In recent years, some software development teams have begun to estimate the effort needed to implement product requirements via a Wideband Delphi practice commonly called Planning Poker. With the Wideband Delphi practice, team members gather in a room and are asked to make estimates individually and anonymously by choosing a card in their hands. All the estimates are then simultaneously shown to the team (by flipping cards over) and differences of opinion are discussed. Additional estimation and discussion rounds take place until the team converges on what they jointly feel is a reasonable estimate. The diversity of participant opinions about the effort required to implement a requirement drives discovery of important product information in the Planning Poker discussion.

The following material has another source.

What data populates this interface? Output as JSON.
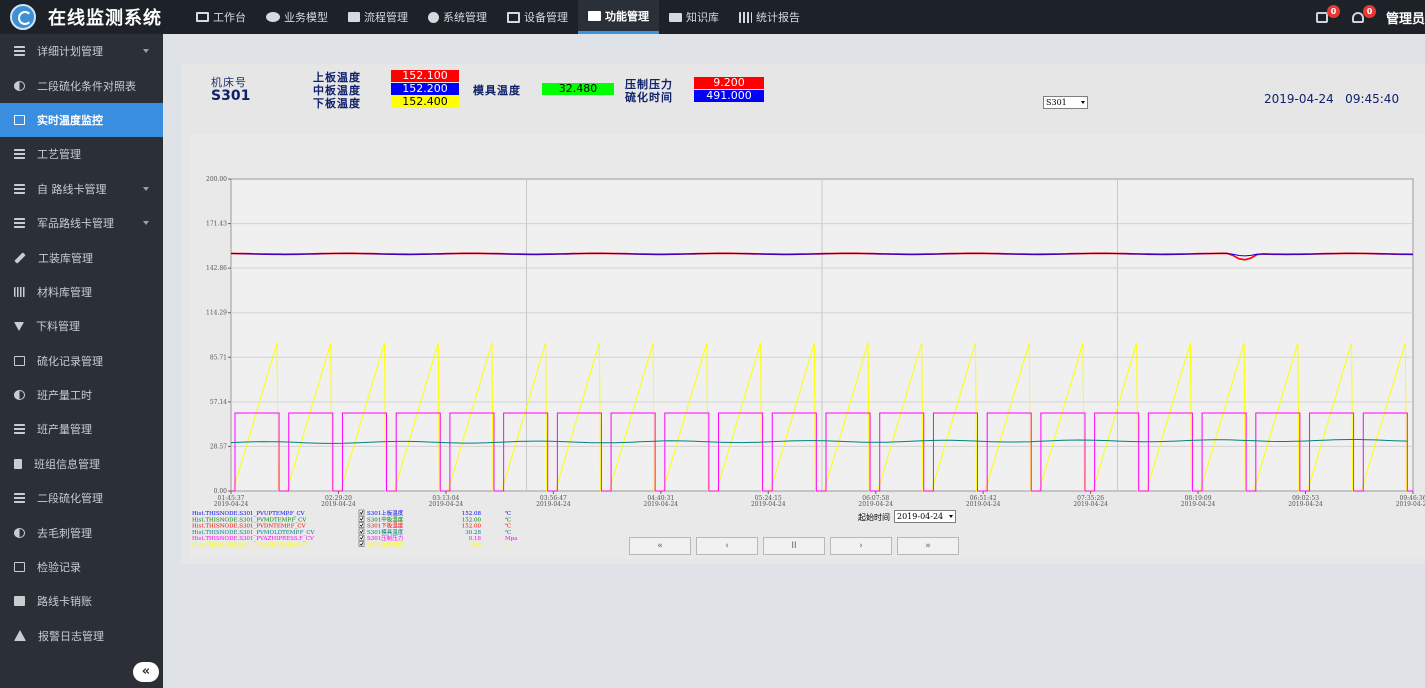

We have developed a Wideband Delphi, Planning-Poker type practice called Protection Poker that leverages a diversity of ideas, experience, and knowledge related to software security. The dual purpose of a Protection Poker session is (1) to structure a collaborative, interactive, and informal practice for misuse case development and threat modeling leading to a software security risk estimate; and (2) to spread software security knowledge throughout a team. A pilot of the use of Protection Poker with an industrial partner has indicated its value for achieving these purposes.

Bio

Laurie Williams is an Associate Professor in the Computer Science Department of the College of Engineering at North Carolina State University (NCSU). Her research focuses on agile software development practices and processes; software reliability, software testing and analysis; software security; open source software development; and broadening participation and increasing retention in computer science. Laurie leads the Software Engineering Realsearch research group at NCSU. With her students in the Realsearch group, Laurie has been involved in working collaboratively with high tech industries like ABB Corporation, Cisco, IBM Corporation, Microsoft, Nortel Networks, Red Hat, Sabre Airline Solutions, SAS, and Tekelec. Laurie is the Director of the North Carolina State University Laboratory for Collaborative System Development and the Center for Open Software Engineering, and an area representative for the Secure Open Systems Initiative. Laurie is the technical co-director of the Center for Advanced Computing and Communication (CACC). Laurie received her Ph.D. in Computer Science from the University of Utah, her MBA from Duke University Fuqua School of Business, and her BS in Industrial Engineering from Lehigh University. She worked for IBM Corporation for nine years in Raleigh, NC and Research Triangle Park, NC before returning to academia.